Michelle McNamara’s I’ll Be Gone in the Dark, published in February of this year, is an accumulation of the author’s exhaustive research and work with investigators on the case. McNamara, who became obsessed with the case and spent years gathering research and other investigative materials, died suddenly at the age of 46 before the book was finished. Her husband, the comedian Patton Oswalt, worked with the investigative journalist Paul Haynes to take the 3,500 files left on McNamara’s computer and deliver them for publication. As reported in The New York Times, Oswalt was determined to make sure the book was published: “Knowing how horrible this guy was, there was this feeling of, you’re not going to silence another victim. Michelle died, but her testimony is going to get out there.”
I’ll Be Gone in the Dark didn’t catch the Golden State Killer; DeAngelo wasn’t even on the radar of McNamara or the myriad other armchair sleuths fascinated with the decades-old crimes. McNamara’s lead researcher Paul Haynes told Slate that he frankly had no idea what evidence law enforcement used to crack the case, although he said it was “the No. 1 thing I want to know.” But publicity surrounding the book may have rekindled both public and police interest in the unsolved crimes, and helped light a fire under a string of murders that had long gone cold.

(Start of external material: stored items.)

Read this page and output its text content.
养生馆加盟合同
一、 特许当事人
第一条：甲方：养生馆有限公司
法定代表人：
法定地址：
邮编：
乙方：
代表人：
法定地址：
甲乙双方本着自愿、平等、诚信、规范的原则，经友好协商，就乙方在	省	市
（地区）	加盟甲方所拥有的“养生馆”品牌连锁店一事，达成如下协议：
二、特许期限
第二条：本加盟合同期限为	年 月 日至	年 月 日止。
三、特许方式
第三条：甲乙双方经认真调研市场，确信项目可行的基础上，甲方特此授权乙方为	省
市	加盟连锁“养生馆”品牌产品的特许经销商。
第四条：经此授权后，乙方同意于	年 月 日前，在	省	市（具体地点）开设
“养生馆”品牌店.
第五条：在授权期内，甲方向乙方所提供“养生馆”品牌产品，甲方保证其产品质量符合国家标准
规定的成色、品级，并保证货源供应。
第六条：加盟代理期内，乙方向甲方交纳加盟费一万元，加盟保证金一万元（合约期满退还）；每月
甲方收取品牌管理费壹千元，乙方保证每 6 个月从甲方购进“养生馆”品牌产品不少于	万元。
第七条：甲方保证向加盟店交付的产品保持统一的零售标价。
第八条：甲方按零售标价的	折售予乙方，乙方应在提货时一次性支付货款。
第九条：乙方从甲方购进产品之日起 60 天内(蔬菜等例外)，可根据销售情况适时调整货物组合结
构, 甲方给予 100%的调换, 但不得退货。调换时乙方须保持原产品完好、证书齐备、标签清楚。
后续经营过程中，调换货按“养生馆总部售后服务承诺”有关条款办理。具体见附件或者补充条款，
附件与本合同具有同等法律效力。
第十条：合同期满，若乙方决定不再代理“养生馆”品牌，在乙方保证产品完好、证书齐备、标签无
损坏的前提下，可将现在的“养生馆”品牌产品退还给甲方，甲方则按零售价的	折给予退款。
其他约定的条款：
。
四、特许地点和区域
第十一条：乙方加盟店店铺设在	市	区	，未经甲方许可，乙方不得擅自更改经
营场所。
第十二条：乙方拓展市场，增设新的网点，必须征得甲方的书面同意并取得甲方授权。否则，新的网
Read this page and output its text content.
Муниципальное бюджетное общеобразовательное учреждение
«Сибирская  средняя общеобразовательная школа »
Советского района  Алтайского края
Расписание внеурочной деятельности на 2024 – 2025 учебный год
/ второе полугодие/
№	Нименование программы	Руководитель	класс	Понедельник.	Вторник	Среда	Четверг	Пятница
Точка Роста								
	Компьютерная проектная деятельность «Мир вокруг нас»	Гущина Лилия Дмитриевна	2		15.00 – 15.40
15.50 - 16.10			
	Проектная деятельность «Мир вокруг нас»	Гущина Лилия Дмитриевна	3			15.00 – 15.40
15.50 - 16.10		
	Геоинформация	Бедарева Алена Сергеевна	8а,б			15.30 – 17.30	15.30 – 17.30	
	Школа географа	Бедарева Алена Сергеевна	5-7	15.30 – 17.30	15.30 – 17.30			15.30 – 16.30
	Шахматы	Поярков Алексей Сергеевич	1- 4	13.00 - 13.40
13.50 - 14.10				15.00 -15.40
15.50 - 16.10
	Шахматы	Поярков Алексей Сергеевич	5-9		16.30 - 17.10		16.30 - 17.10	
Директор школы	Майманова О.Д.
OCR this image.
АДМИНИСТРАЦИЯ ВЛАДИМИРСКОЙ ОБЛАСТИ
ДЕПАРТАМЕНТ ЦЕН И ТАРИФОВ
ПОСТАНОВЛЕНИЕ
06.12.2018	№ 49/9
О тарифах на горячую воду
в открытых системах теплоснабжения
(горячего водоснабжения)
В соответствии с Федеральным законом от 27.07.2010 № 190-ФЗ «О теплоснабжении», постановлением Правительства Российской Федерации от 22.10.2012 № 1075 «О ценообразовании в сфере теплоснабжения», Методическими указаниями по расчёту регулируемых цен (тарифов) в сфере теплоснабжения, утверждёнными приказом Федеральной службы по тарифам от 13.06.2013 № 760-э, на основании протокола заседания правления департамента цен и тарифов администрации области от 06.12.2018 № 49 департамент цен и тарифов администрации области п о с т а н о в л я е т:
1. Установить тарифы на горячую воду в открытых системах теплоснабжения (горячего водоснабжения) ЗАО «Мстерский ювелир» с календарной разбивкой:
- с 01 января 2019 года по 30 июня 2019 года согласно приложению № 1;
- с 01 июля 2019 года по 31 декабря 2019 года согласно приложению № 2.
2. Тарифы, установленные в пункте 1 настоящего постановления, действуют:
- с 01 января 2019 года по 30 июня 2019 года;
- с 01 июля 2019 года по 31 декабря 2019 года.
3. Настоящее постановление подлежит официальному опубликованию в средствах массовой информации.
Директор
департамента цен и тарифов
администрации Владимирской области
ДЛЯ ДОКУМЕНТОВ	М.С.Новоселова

Oswalt tweeted on Wednesday morning that he hoped to visit the suspect, if only to ask the unanswered questions McNamara left behind at the time of her death. McNamara posed some of those questions herself in her direct address to the serial killer, which appears at the end of the book. While there were many things McNamara didn’t know, she was firm on the fact that the Golden State Killer would be found, and the police would show up at his door. “This is how it ends for you,” she wrote.
MichelleMcNamara's haunting words for the #GoldenStateKiller my God she's amazing #IllBeGoneInTheDark
And thanks in part to McNamara and her posthumous collaborators, that’s just how it did end. Not with a bang, but with a book.